Eu vejo com cada uma, esta então é magnifica, aqui no Algarve nota-se bem a descida as praias de ano para ano tem vindo a "aumentar", pena é que todos os anos quando vou à praia que frequento há anos noto que a praia vai desaparecendo e as dunas vão recuando essa notícia não tem ponta que se pegue, claro é a erosão da costa e não o aumento do mar, daqui a uns 10 anos esta praia nem deve existir só se for no meio da mata


----------



## Aurélio (29 Jul 2009 às 12:29)

algarvio1980 disse:


> Eu vejo com cada uma, esta então é magnifica, aqui no Algarve nota-se bem a descida as praias de ano para ano tem vindo a "aumentar", pena é que todos os anos quando vou à praia que frequento há anos noto que a praia vai desaparecendo e as dunas vão recuando essa notícia não tem ponta que se pegue, claro é a erosão da costa e não o aumento do mar, daqui a uns 10 anos esta praia nem deve existir só se for no meio da mata



Pois uma coisa é a erosão da costa e outra coisa é a subida do mar. Eu explico.
Podemos ter um mar junto á costa com 5 metros de altura e avançar em 50 anos por exemplo 10 metros na costa, mas podemos ter também um mar com 5 metros de altura na costa e subir esse nível nos mesmos 5 anos mais 20 cm (em altura) e contudo ter avançado somente 20 cm na costa !!
Perceberam ou não perceberam nada 

Depende-se mais das tempestades que se tem do que da meia duzia de cm que o mar possa subir !!


----------



## joseoliveira (29 Jul 2009 às 20:13)

*Olá a todos!*



N_Fig disse:


> se estivesse sempre a subir até 2150 subiria mais que 1 metro... Mas duvida-se que esteja sempre e em todo o lado a subir ou a descer. Deverá haver alturas e locais onde suba e outros onde desça. No final poderá descer um bocado ou subir um bocado (não mais de meio metro).

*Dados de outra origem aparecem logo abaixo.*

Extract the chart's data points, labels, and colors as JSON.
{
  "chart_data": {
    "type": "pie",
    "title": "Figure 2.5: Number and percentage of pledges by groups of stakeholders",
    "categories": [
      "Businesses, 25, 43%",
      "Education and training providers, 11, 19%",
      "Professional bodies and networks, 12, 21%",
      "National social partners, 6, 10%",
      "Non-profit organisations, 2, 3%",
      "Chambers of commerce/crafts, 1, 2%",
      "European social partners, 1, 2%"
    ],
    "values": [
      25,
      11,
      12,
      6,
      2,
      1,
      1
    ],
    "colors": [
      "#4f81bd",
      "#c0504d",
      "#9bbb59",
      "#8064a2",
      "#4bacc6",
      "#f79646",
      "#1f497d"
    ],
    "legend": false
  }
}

Existirá algum "final" específico ou baseado em algo específico ou foi uma força de expressão? 



Aurélio disse:


> Depende-se mais das tempestades que se tem do que da meia duzia de cm que o mar possa subir !!



Partilho dessa opinião!


----------



## Vince (31 Jul 2009 às 00:34)

Adoptando a mesma filosofia, chamemos-lhes tendências de curto prazo, apesar da contradição, eu posso fazer uma previsão da época futebolística.  Baseado no diferencial de golos marcados e sofridos do FCP nos últimos 3 jogos da pré-época, eu consigo assim anunciar ao mundo uma tendência que diz que lá para o Natal, não obstante as vitórias, o FCP perderá todos os jogos com pelo menos 3 ou 4 golos de desvantagem. Grandes cabazadas que se advinham !






Como doentio e convicto benfiquista , garanto que não estou a brincar, estou mesmo a falar a sério, tão a sério como a mensagem do autor do post. 



* Só espero é que todos tenham o sensor de ironia funcional.


----------



## joseoliveira (31 Jul 2009 às 01:08)

Vince disse:


> Adoptando a mesma filosofia das tendências de curto prazo, eu posso fazer uma previsão da época futebolística.  Baseado no diferencial de golos marcados e sofridos do FCP nos últimos 3 jogos da pré-época, eu consigo assim anunciar ao mundo uma tendência que diz que lá para o Natal, não obstante as vitórias, o FCP perderá todos os jogos com pelo menos 3 ou 4 golos de desvantagem. Grandes cabazadas que se advinham !



Curiosa analogia!!! 

Então se o FCP perder todos os jogos de acordo com as tendências é como se perdesse as bolas lançadas à superfície do mar já tão distantes devido ao processo de recuo do mar!


----------



## Aristocrata (31 Jul 2009 às 02:00)

Não creio que isso aconteça tão rápido; mesmo que aconteça!

Penso que um dos males que temos é sermos, no geral, egocentristas...pensamos sempre que tudo se passará no tempo das nossas vidas ou, quiçá, na dos nossos filhos. Parece que tudo gira à nossa volta...

O fim do mundo (?), as grandes catástrofes (os cometas que virão, o aquecimento\arrefecimento global, o sol que deixará de brilhar), etc, etc. Parece que ainda somos o centro do universo, num tempo finito. Quantos segundos, minutos, horas, dias, semanas, meses, anos, séculos, milénios passaram na evolução do homem, sem que este visse o fim do mundo anunciado? A expectativa de vida num curto espaço de tempo (relativo) leva-nos a um egocentrismo errado a meu ver - parece que tudo se condensa num determinado momento...

Apontamos previsões de catástrofes dentro de um limite temporal que encaixe na razoabilidade da expectativa de vida nossa e dos nossos directos descendentes. Tudo o que seja "palpável" é para nós motivo de grande extra-polação; de um isolado fenómeno saltamos logo para uma generalização massiva do mesmo.

Tenhamos sempre a noção (de um lado e do outro) que a história natural do mundo que vivemos fez-se e far-se-á ao longo de milhões e milhões de anos, e que o momento presente é apenas uma pequeníssima fracção desse tempo - tentemos perceber o mundo que nos rodeia de mente aberta; só assim seremos capazes de progredir no conhecimento.

Meio metro acima, meio metro abaixo: nenhum de nós tem a certeza absoluta do que se passará; ninguém pode ousar dizer que não tem dúvidas se o mar realmente vai aumentar até final do séc XXI; o mesmo também se aplica aos que advogam noutro sentido. Afinal cresce também em número os adeptos do cepticismo - não me parece um fenómeno sobrenatural (tem sido assim ao longo dos séculos do conhecimento).


----------